Take a close look at the Survivors of the Shoah Visual History Foundation Web site and you'll see that, even though the foundation is moving firmly into Act Three, this production is far from being over. Even after celebrating its first decade in operation, in some ways it's as though things are just getting started. Talk to Shoah Foundation CEO Doug Greenberg and you'll hear the excitement in his voice. When asked what's up next for the Foundation, Greenberg easily rattles off a litany of projects, including:
- More documentaries for the "Broken Silence" series (one in Italian is next in line)
- More testimony reels dealing with focused subjects, like resistance to racism and violence
- More collaboration with like-minded organizations, educators and educational institutions around the globe
And, possibly even more testimonies.
Even from the beginning, it was Steven Spielberg's intention to get survivors' stories out there for everyone to witness -- not just survivors of the Holocaust, but survivors of other genocides and mass killings. "It's always been in Spielberg's mind that the Holocaust is not the real problem," said Greenberg. "The real problem is racism and genocidal violence. And the contribution we have to make is how to document those things using video and how to make them accessible to others."

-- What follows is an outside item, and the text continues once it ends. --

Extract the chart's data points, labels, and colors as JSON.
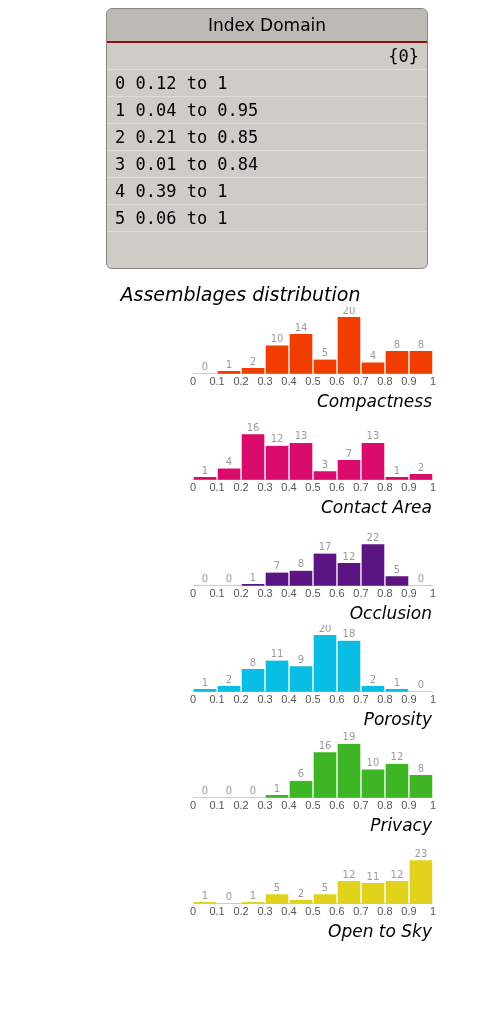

When asked what impact would it have had on what happened in Rwanda if the Shoah Foundation had been established five or 10 years earlier, Greenberg said:
I'd like to think that if we'd been around for 10 years before the genocide in Rwanda, then maybe somebody would have taken a deep breath in the spring of 1994 and said, "You know, there's another holocaust going on and we ought to do something to stop it."
He went on to point out that the American press is paying attention to the current crisis in the Sudan -- much more so than it did in 1994 with Rwanda. "I hope that one of the reasons that the American press is paying attention to Sudan is that organizations like the Shoah Foundation have raised people's consciousness about the problem of genocide generally," said Greenberg. He continued:
The Rwandan case is one that in retrospect got people thinking again about the Holocaust. I'm sure we're going to make a difference in the future ... It's about consciousness raising worldwide, but it's [also] about giving the survivors the opportunity to talk about what they suffered -- and that includes Rwandan and Cambodian survivors and the survivors of the mass murders in the Balkans and other places.
Greenberg believes that the Shoah Foundation has a unique contribution to make. "There have been testimonies done of all these genocides in writing and sometimes on audiotape," says Greenberg, "but there's something palpably different about watching video -- that's the contribution we can make and we can teach people how to do it."
With contacts in the local Cambodian and Rwandan communities in California, the Shoah Foundation plans to pilot a very small and carefully planned project in the summer of 2004. It'll start by collecting a small number of testimonies about the Cambodian and Rwandan genocides. Next, it will begin to develop language-specific thesauri for each of those genocides and start thinking about what the appropriate issues are that need to be addressed. As with the Holocaust testimony, the Foundation will be relying on a host of contacts to ensure that it has the right kind of expertise and cultural sensitivity to carry out the project in the best possible manner.
Once the pilot project is completed, the Foundation will be looking at a broader set of initiatives. Instead of embarking on the systematic interviewing of survivors-at-large, it'll be looking at ways to help others do it.